Le mari et la fille de ma tante Eleanor ont tous les deux fait une dépression. Sa fille a fait une dépression post-partum. Quand on est mère, on a envie de croire qu'on peut régler les problèmes de son enfant. Mais comme Eleanor avait déjà vécu ça avec son mari, elle s'est dit que le meilleur moyen de venir en aide à sa fille était de lui apporter une aide au quotidien. Elle m'a dit : « j'avais du mal à savoir de quoi Rebecca avait besoin. La plupart du temps, elle n'en savait rien. J'avais peur d'être trop autoritaire : c'était une adulte de 30 ans. Parfois, on prenait le relais sans poser de questions, parce qu'il fallait bien s'occuper de ses deux enfants. » Elle m'a avoué que cette période était assez déprimante. Elle était triste, mais n'a pas essayé de conseiller Rebecca. Eleanor savait qu'elle ne résoudrait pas les problèmes de sa fille. Elle savait aussi que ceux qui essaient prennent le risque de tout porter sur leurs épaules. Et quand on est à la limite de l'effondrement, on est incapable d'aider qui que ce soit.

La dépression passe. Toujours. Vous aurez sans doute l'impression que la maladie ne vous lâchera jamais mais un jour, ce sera derrière vous. Votre couple sera soulagé, apaisé. C'est paradoxal mais cette phase de reconstruction est généralement le meilleur moment pour tenter de comprendre le rôle des différents traitements à envisager en cas de rechute. « Même si vous en êtes sortis et que vous voulez aller de l'avant, c'est important de retourner voir son médecin et de parler des thérapies existantes », dit O'Neill. Le Wellness Recovery Action Plan peut vous aider sur ce coup-là.
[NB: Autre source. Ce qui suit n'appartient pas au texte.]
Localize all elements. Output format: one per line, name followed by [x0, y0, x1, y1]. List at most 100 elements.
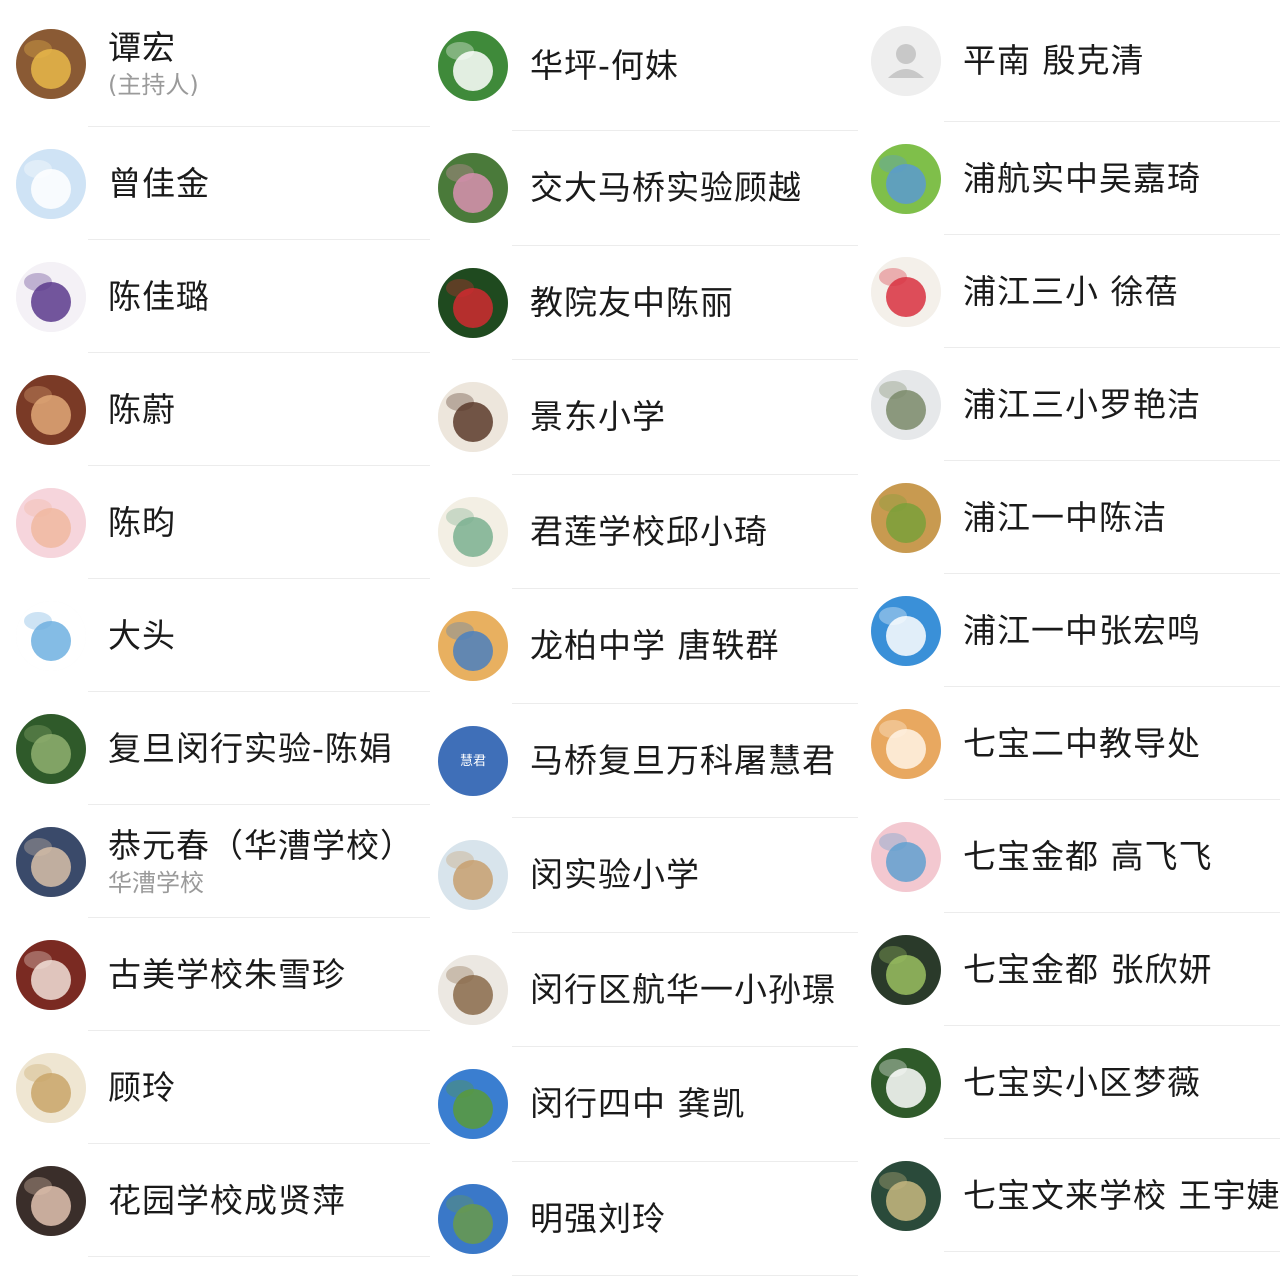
avatar	[438, 611, 508, 682]
participant-row[interactable]: 交大马桥实验顾越	[430, 131, 858, 246]
participant-info: 闵实验小学	[530, 855, 700, 895]
participant-info: 七宝金都 高飞飞	[963, 837, 1213, 877]
svg-text:慧君: 慧君	[460, 753, 486, 769]
avatar	[16, 374, 86, 445]
participant-row[interactable]: 七宝金都 高飞飞	[858, 800, 1280, 913]
participant-row[interactable]: 浦江三小罗艳洁	[858, 348, 1280, 461]
participant-row[interactable]: 景东小学	[430, 360, 858, 475]
avatar	[16, 148, 86, 219]
hands-photo-avatar	[16, 939, 86, 1010]
participant-info: 平南 殷克清	[963, 41, 1145, 81]
garden-photo-avatar	[438, 153, 508, 224]
baby-photo-avatar	[16, 487, 86, 558]
participant-name: 龙柏中学 唐轶群	[530, 626, 780, 666]
participant-name: 君莲学校邱小琦	[530, 511, 768, 551]
participant-name: 顾玲	[108, 1067, 176, 1107]
participant-info: 闵行区航华一小孙璟	[530, 970, 836, 1010]
avatar: 慧君	[438, 725, 508, 796]
participant-row[interactable]: 花园学校成贤萍	[0, 1144, 430, 1257]
participant-name: 花园学校成贤萍	[108, 1180, 346, 1220]
branch-plate-avatar	[438, 382, 508, 453]
participant-row[interactable]: 闵行区航华一小孙璟	[430, 933, 858, 1048]
participant-row[interactable]: 顾玲	[0, 1031, 430, 1144]
participant-row[interactable]: 古美学校朱雪珍	[0, 918, 430, 1031]
participant-row[interactable]: 陈蔚	[0, 353, 430, 466]
participant-row[interactable]: 谭宏 (主持人)	[0, 0, 430, 127]
participant-name: 陈佳璐	[108, 276, 210, 316]
participant-row[interactable]: 七宝二中教导处	[858, 687, 1280, 800]
participant-info: 马桥复旦万科屠慧君	[530, 741, 836, 781]
straw-hat-avatar	[438, 840, 508, 911]
participant-name: 闵行四中 龚凯	[530, 1084, 746, 1124]
meadow-avatar	[871, 143, 941, 214]
participant-name: 马桥复旦万科屠慧君	[530, 740, 836, 780]
avatar	[16, 487, 86, 558]
participant-row[interactable]: 复旦闵行实验-陈娟	[0, 692, 430, 805]
avatar	[438, 267, 508, 338]
participant-row[interactable]: 浦江一中陈洁	[858, 461, 1280, 574]
avatar	[16, 826, 86, 897]
participant-name: 陈蔚	[108, 389, 176, 429]
participant-info: 龙柏中学 唐轶群	[530, 626, 780, 666]
dog-with-rose-avatar	[871, 256, 941, 327]
participant-row[interactable]: 闵行四中 龚凯	[430, 1047, 858, 1162]
blossom-branch-avatar	[871, 369, 941, 440]
avatar	[871, 708, 941, 779]
participant-name: 陈昀	[108, 502, 176, 542]
doll-girl-avatar	[16, 374, 86, 445]
participant-row[interactable]: 陈昀	[0, 466, 430, 579]
avatar	[16, 261, 86, 332]
avatar	[438, 153, 508, 224]
participant-row[interactable]: 浦航实中吴嘉琦	[858, 122, 1280, 235]
participant-row[interactable]: 大头	[0, 579, 430, 692]
grassland-sky-avatar	[438, 1069, 508, 1140]
participant-name: 教院友中陈丽	[530, 282, 734, 322]
sticker-collage-avatar	[871, 821, 941, 892]
participant-name: 平南 殷克清	[963, 41, 1145, 80]
avatar	[438, 840, 508, 911]
participant-name: 交大马桥实验顾越	[530, 168, 802, 208]
participant-info: 陈佳璐	[108, 277, 210, 317]
participant-name: 闵实验小学	[530, 855, 700, 895]
avatar	[438, 1183, 508, 1254]
participant-info: 教院友中陈丽	[530, 283, 734, 323]
participant-info: 浦江三小罗艳洁	[963, 385, 1201, 425]
participant-row[interactable]: 七宝文来学校 王宇婕	[858, 1139, 1280, 1252]
participant-name: 浦江三小罗艳洁	[963, 384, 1201, 424]
participant-info: 谭宏 (主持人)	[108, 28, 199, 100]
participant-name: 七宝二中教导处	[963, 723, 1201, 763]
participant-row[interactable]: 七宝金都 张欣妍	[858, 913, 1280, 1026]
participant-row[interactable]: 浦江一中张宏鸣	[858, 574, 1280, 687]
participant-list: 谭宏 (主持人) 曾佳金 陈佳璐 陈蔚 陈昀 大头 复旦闵行实验-陈娟 恭元春（华…	[0, 0, 1280, 1280]
participant-row[interactable]: 华坪-何妹	[430, 0, 858, 131]
avatar	[871, 143, 941, 214]
participant-row[interactable]: 君莲学校邱小琦	[430, 475, 858, 590]
participant-row[interactable]: 陈佳璐	[0, 240, 430, 353]
participant-name: 七宝实小区梦薇	[963, 1062, 1201, 1102]
avatar	[871, 26, 941, 96]
participant-row[interactable]: 浦江三小 徐蓓	[858, 235, 1280, 348]
participant-row[interactable]: 明强刘玲	[430, 1162, 858, 1277]
participant-info: 景东小学	[530, 397, 666, 437]
participant-row[interactable]: 慧君 马桥复旦万科屠慧君	[430, 704, 858, 819]
zen-stones-avatar	[871, 934, 941, 1005]
participant-row[interactable]: 平南 殷克清	[858, 0, 1280, 122]
participant-info: 七宝二中教导处	[963, 724, 1201, 764]
participant-row[interactable]: 闵实验小学	[430, 818, 858, 933]
participant-info: 顾玲	[108, 1068, 176, 1108]
woman-standing-avatar	[438, 954, 508, 1025]
avatar	[871, 369, 941, 440]
participant-row[interactable]: 曾佳金	[0, 127, 430, 240]
avatar	[871, 1047, 941, 1118]
participant-info: 浦航实中吴嘉琦	[963, 159, 1201, 199]
participant-row[interactable]: 龙柏中学 唐轶群	[430, 589, 858, 704]
participant-column-3: 平南 殷克清 浦航实中吴嘉琦 浦江三小 徐蓓 浦江三小罗艳洁 浦江一中陈洁 浦江…	[858, 0, 1280, 1280]
participant-row[interactable]: 恭元春（华漕学校） 华漕学校	[0, 805, 430, 918]
white-flowers-avatar	[871, 1047, 941, 1118]
participant-row[interactable]: 教院友中陈丽	[430, 246, 858, 361]
participant-name: 华坪-何妹	[530, 45, 679, 85]
tea-cup-avatar	[871, 482, 941, 553]
avatar	[438, 496, 508, 567]
participant-row[interactable]: 七宝实小区梦薇	[858, 1026, 1280, 1139]
participant-name: 曾佳金	[108, 163, 210, 203]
J'ai une autre amie, Natalie, dont le fiancé, Darran, a fait une grosse crise il y a quelques années. Elle m'a parlé de leur vie aujourd'hui. Ils ont travaillé dur pour que Darran garde la tête hors de l'eau. « C'est drôle, m'a-t-elle dit, je me souviens que c'était l'enfer sur Terre à l'époque… Mais ça fait tellement longtemps que j'ai presque l'impression que c'était quelqu'un d'autre. »

Alors, si l'un de vos proches est malade, rappelez-vous que vous n'êtes pas seul – même si vous en avez l'impression. La seule bonne manière d'aider quelqu'un qui souffre de dépression, c'est d'en apprendre plus sur le sujet. Cela vous permettra de comprendre ce qu'elle peut penser ou ressentir. Parce que dans la maladie comme dans la vie, savoir, c'est pouvoir.